Spice Market, built in 1660, offers up nuts, saffron and other souvenirs.
But in this melting pot, with different cultures huddled side by side, it is the sameness and not the contrasts that become apparent.

The cab driver, however, was adamant to keep the distinctions in place.

“Here, Europe. There, Asia,” he said as he drove into the old city, pointing to how the Bosphorus divided the two banks. Mystery sweets veiled in powdered sugar were then offered at the hotel desk, next to brochures of steam-obscured Turkish baths.

Outside, the Turks -- mostly men, the women seemed to be missing -- shuffled past the gaze of watchful police while seagulls circled over flapping crescent moon flags and the green, green sea.

This way to the mosques, please; now step over here for the belly dancers, and if you aren’t jarred enough, here’s a glass of salty yogurt to go with your fastfood meatballs and fries.

It was all very convincing.

Stepping into a food market, however, unraveled the illusion.

There in the high-ceilinged Mısır Çarşısı, under the yellowing plaster and tiles, vendors cheekily offered up Turkish viagra (just a pistachio pastry) and the occasional wedding proposal even as the imam at a nearby minaret called the faithful to prayer.

A stop at the Topkapi Palace, meanwhile, revealed Sultan Mehmet’s taste for French-inspired wallpaper, Japanese-like robes and furniture ornately Indian.
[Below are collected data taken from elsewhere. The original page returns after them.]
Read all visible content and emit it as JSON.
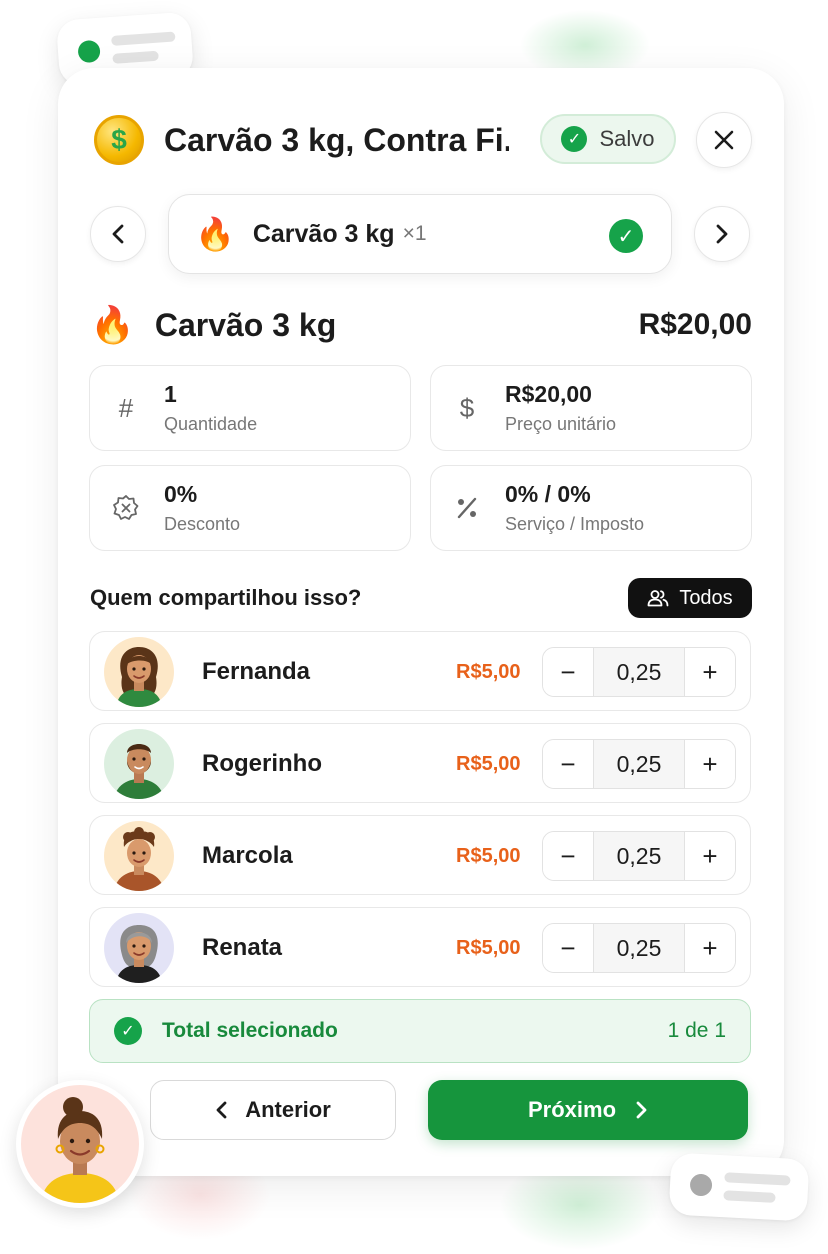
{
  "header": {
    "title": "Carvão 3 kg, Contra Fi...",
    "saved_label": "Salvo"
  },
  "item_nav": {
    "item_name": "Carvão 3 kg",
    "item_qty": "×1"
  },
  "item": {
    "name": "Carvão 3 kg",
    "price": "R$20,00"
  },
  "stats": {
    "quantity": {
      "value": "1",
      "label": "Quantidade"
    },
    "unit_price": {
      "value": "R$20,00",
      "label": "Preço unitário"
    },
    "discount": {
      "value": "0%",
      "label": "Desconto"
    },
    "service_tax": {
      "value": "0% / 0%",
      "label": "Serviço / Imposto"
    }
  },
  "share": {
    "title": "Quem compartilhou isso?",
    "all_label": "Todos",
    "people": [
      {
        "name": "Fernanda",
        "amount": "R$5,00",
        "share": "0,25"
      },
      {
        "name": "Rogerinho",
        "amount": "R$5,00",
        "share": "0,25"
      },
      {
        "name": "Marcola",
        "amount": "R$5,00",
        "share": "0,25"
      },
      {
        "name": "Renata",
        "amount": "R$5,00",
        "share": "0,25"
      }
    ]
  },
  "total": {
    "label": "Total selecionado",
    "count": "1 de 1"
  },
  "footer": {
    "prev_label": "Anterior",
    "next_label": "Próximo"
  },
  "colors": {
    "brand_green": "#16953d",
    "amount_orange": "#e8611a",
    "success_bg": "#ecf8ef"
  }
}
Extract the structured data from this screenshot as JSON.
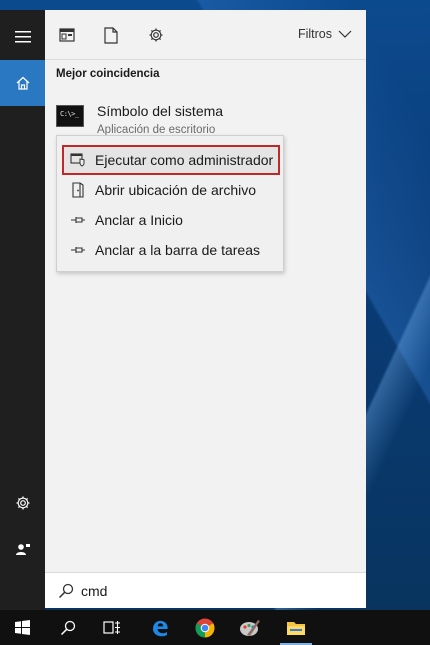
{
  "toolbar": {
    "filters_label": "Filtros"
  },
  "results": {
    "section_title": "Mejor coincidencia",
    "best_match": {
      "name": "Símbolo del sistema",
      "subtitle": "Aplicación de escritorio",
      "icon_text": "C:\\>_"
    }
  },
  "context_menu": {
    "items": [
      {
        "label": "Ejecutar como administrador",
        "icon": "run-as-admin-icon",
        "highlighted": true
      },
      {
        "label": "Abrir ubicación de archivo",
        "icon": "open-location-icon"
      },
      {
        "label": "Anclar a Inicio",
        "icon": "pin-icon"
      },
      {
        "label": "Anclar a la barra de tareas",
        "icon": "pin-icon"
      }
    ]
  },
  "search": {
    "value": "cmd"
  },
  "colors": {
    "accent": "#2b78c2",
    "highlight_border": "#c0282c",
    "rail_bg": "#1f1f1f",
    "taskbar_bg": "#101010"
  }
}
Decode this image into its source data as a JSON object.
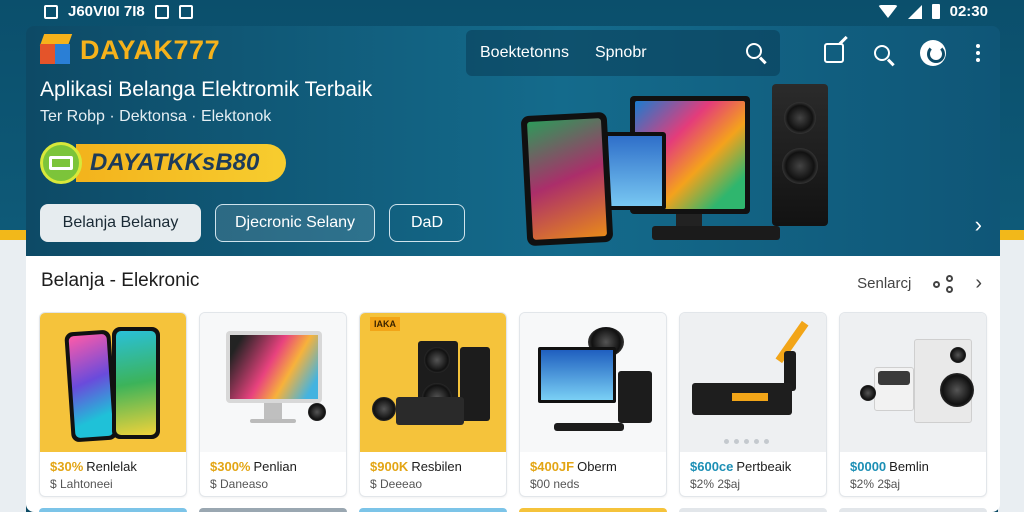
{
  "status_bar": {
    "left_text": "J60VI0I 7I8",
    "time": "02:30"
  },
  "app": {
    "brand": "DAYAK777",
    "nav": {
      "links": [
        "Boektetonns",
        "Spnobr"
      ]
    },
    "hero": {
      "headline": "Aplikasi Belanga Elektromik Terbaik",
      "subline": "Ter Robp  ·  Dektonsa  ·  Elektonok",
      "promo_text": "DAYATKKsB80",
      "buttons": {
        "primary": "Belanja Belanay",
        "secondary": "Djecronic Selany",
        "tertiary": "DaD"
      }
    },
    "section": {
      "title": "Belanja - Elekronic",
      "action_label": "Senlarcj"
    },
    "products": [
      {
        "price": "$30%",
        "name": "Renlelak",
        "sub": "$ Lahtoneei",
        "tag": ""
      },
      {
        "price": "$300%",
        "name": "Penlian",
        "sub": "$ Daneaso",
        "tag": ""
      },
      {
        "price": "$900K",
        "name": "Resbilen",
        "sub": "$ Deeeao",
        "tag": "IAKA"
      },
      {
        "price": "$400JF",
        "name": "Oberm",
        "sub": "$00 neds",
        "tag": ""
      },
      {
        "price": "$600ce",
        "name": "Pertbeaik",
        "sub": "$2% 2$aj",
        "tag": ""
      },
      {
        "price": "$0000",
        "name": "Bemlin",
        "sub": "$2% 2$aj",
        "tag": ""
      }
    ]
  },
  "colors": {
    "accent": "#f6b21b",
    "hero_bg": "#0d4a66",
    "price": "#e3a514"
  },
  "icons": [
    "wifi-icon",
    "signal-icon",
    "battery-icon",
    "search-icon",
    "edit-icon",
    "profile-icon",
    "more-icon",
    "share-icon",
    "chevron-right-icon"
  ]
}
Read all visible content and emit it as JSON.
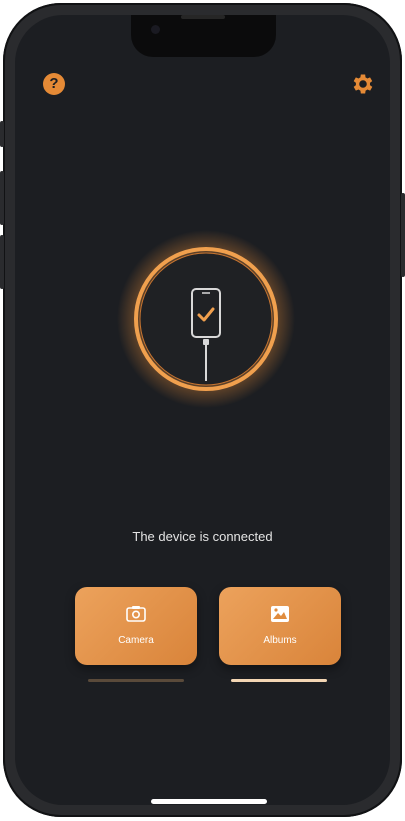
{
  "status": {
    "message": "The device is connected"
  },
  "top_bar": {
    "help_icon": "help-icon",
    "help_glyph": "?",
    "settings_icon": "gear-icon"
  },
  "connection_graphic": {
    "icon": "phone-connected-icon",
    "status_icon": "checkmark-icon"
  },
  "actions": [
    {
      "label": "Camera",
      "icon": "camera-icon",
      "selected": false
    },
    {
      "label": "Albums",
      "icon": "image-icon",
      "selected": true
    }
  ],
  "colors": {
    "accent": "#e58a36",
    "tile_gradient_start": "#eca25c",
    "tile_gradient_end": "#d9843a",
    "background": "#1c1e22",
    "selected_underline": "#f3d6b4",
    "unselected_underline": "#5a4a3a"
  }
}
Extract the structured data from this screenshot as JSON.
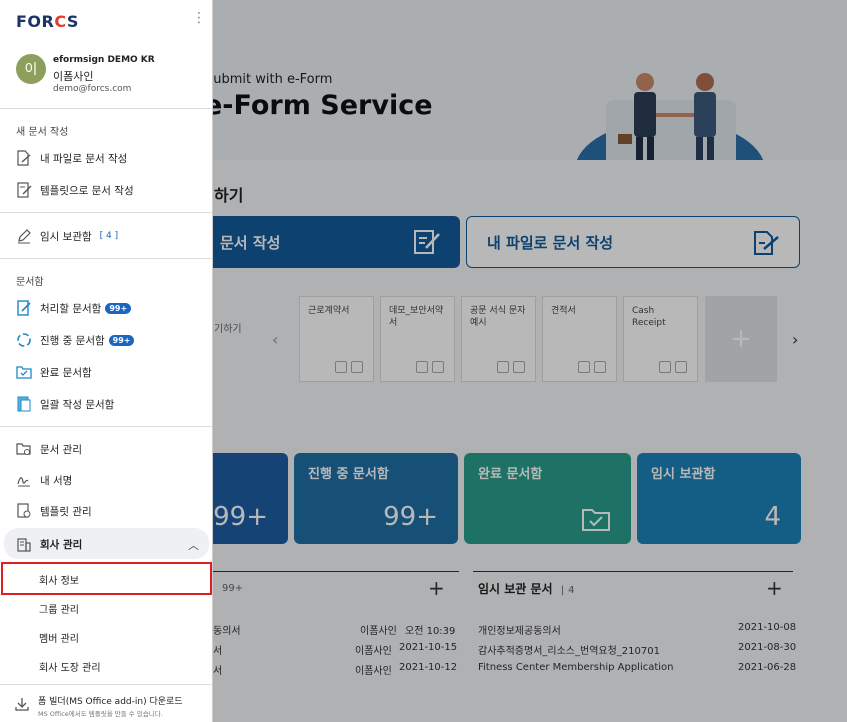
{
  "main": {
    "banner": {
      "subtitle": "Submit with e-Form",
      "title": "e-Form Service"
    },
    "section_title": "하기",
    "btn_template_label": "문서 작성",
    "btn_myfile_label": "내 파일로 문서 작성",
    "templates_label": "기하기",
    "templates": [
      {
        "name": "근로계약서"
      },
      {
        "name": "데모_보안서약서"
      },
      {
        "name": "공문 서식 문자예시"
      },
      {
        "name": "견적서"
      },
      {
        "name": "Cash Receipt"
      }
    ],
    "tiles": [
      {
        "name": "",
        "count": "99+"
      },
      {
        "name": "진행 중 문서함",
        "count": "99+"
      },
      {
        "name": "완료 문서함",
        "count": ""
      },
      {
        "name": "임시 보관함",
        "count": "4"
      }
    ],
    "list_left": {
      "count": "99+",
      "rows": [
        {
          "title": "동의서",
          "user": "이폼사인",
          "date": "오전 10:39"
        },
        {
          "title": "서",
          "user": "이폼사인",
          "date": "2021-10-15"
        },
        {
          "title": "서",
          "user": "이폼사인",
          "date": "2021-10-12"
        }
      ]
    },
    "list_right": {
      "title": "임시 보관 문서",
      "count": "4",
      "rows": [
        {
          "title": "개인정보제공동의서",
          "date": "2021-10-08"
        },
        {
          "title": "감사추적증명서_리소스_번역요청_210701",
          "date": "2021-08-30"
        },
        {
          "title": "Fitness Center Membership Application",
          "date": "2021-06-28"
        }
      ]
    }
  },
  "sidebar": {
    "logo": "FORCS",
    "account": {
      "avatar": "이",
      "company": "eformsign DEMO KR",
      "name": "이폼사인",
      "email": "demo@forcs.com"
    },
    "new_doc_label": "새 문서 작성",
    "new_doc_items": [
      "내 파일로 문서 작성",
      "템플릿으로 문서 작성"
    ],
    "drafts": {
      "label": "임시 보관함",
      "count": "[ 4 ]"
    },
    "inbox_label": "문서함",
    "inbox_items": [
      {
        "label": "처리할 문서함",
        "badge": "99+"
      },
      {
        "label": "진행 중 문서함",
        "badge": "99+"
      },
      {
        "label": "완료 문서함",
        "badge": ""
      },
      {
        "label": "일괄 작성 문서함",
        "badge": ""
      }
    ],
    "mgmt_items": [
      "문서 관리",
      "내 서명",
      "템플릿 관리"
    ],
    "company_mgmt": "회사 관리",
    "company_sub": [
      "회사 정보",
      "그룹 관리",
      "멤버 관리",
      "회사 도장 관리"
    ],
    "download": {
      "title": "폼 빌더(MS Office add-in) 다운로드",
      "sub": "MS Office에서도 템플릿을 만들 수 있습니다."
    }
  },
  "colors": {
    "primary": "#135c9c",
    "badge": "#1a66c3",
    "highlight": "#e02020"
  }
}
His appetite for gems and concubines seemed to match that of King Henry’s.

Inside the 17th-century Blue Mosque, heads were bowed and eyes reverently shut just as they were in the St. Anthony church and even in the award-winning Changa restaurant where a man was silently digging into his fusion-style steak.

When it got cold, people sat on low seats in fish joints under the Galata bridge to comfort themselves with the sizzle of the grill. Or they perched on seats at penthouse bars that looked out into the Golden Horn.

Like any night time view, the trick was to squint through one’s reflection on the glass pane to take in the wider world outside.

“Are you American?” the idle waiters asked a passing Scandinavian in a sweatshirt. “Are you Japanese?” they asked the Asian in the tailored coat if only to help them decide on the apt sales talk for their hummus, their eggplant salad and their corned lamb.

But what for? Good food, a warm place to rest one’s feet, sex and wealth -- people worshipped the same gods anyway as this city already showed.

And like anywhere else in the globe, glasses (here filled with rakı) were clinked for the same reasons: to good health and good friends, to world peace and chickpeas.

GETTING THERE: Trains link the airport to the city center.

Taxis are fine too as long as rush hour is avoided. Make sure to find out ahead of time how much the fares cost. Some cabbies, like anywhere else in the world, keep their meters running even before you get in.

WHERE TO STAY: Wi-Fi signals were free and strong at Point Hotel Taksim. Request for a room on a non-smoking floor.

WHERE TO DINE: Changa (Sıraselviler Caddesi 47) serves Turkish staples with a Pacific Rim twist. Tarihi Karakoy Balikcisi (Tersane Caddesi 30), a fish restaurant, sits atop a crumbling building flanked by warehouses of anchors and fishing nets. It boasts of having served International Monetary Fund officials at their annual conference back in 2009 and comes with a panoramic view of the Golden Horn.

Otantik (Istiklal Caddesi 120) does a cheap plate of lamb kebab and rice. It is the restaurant with the two old ladies kneading dough at the window.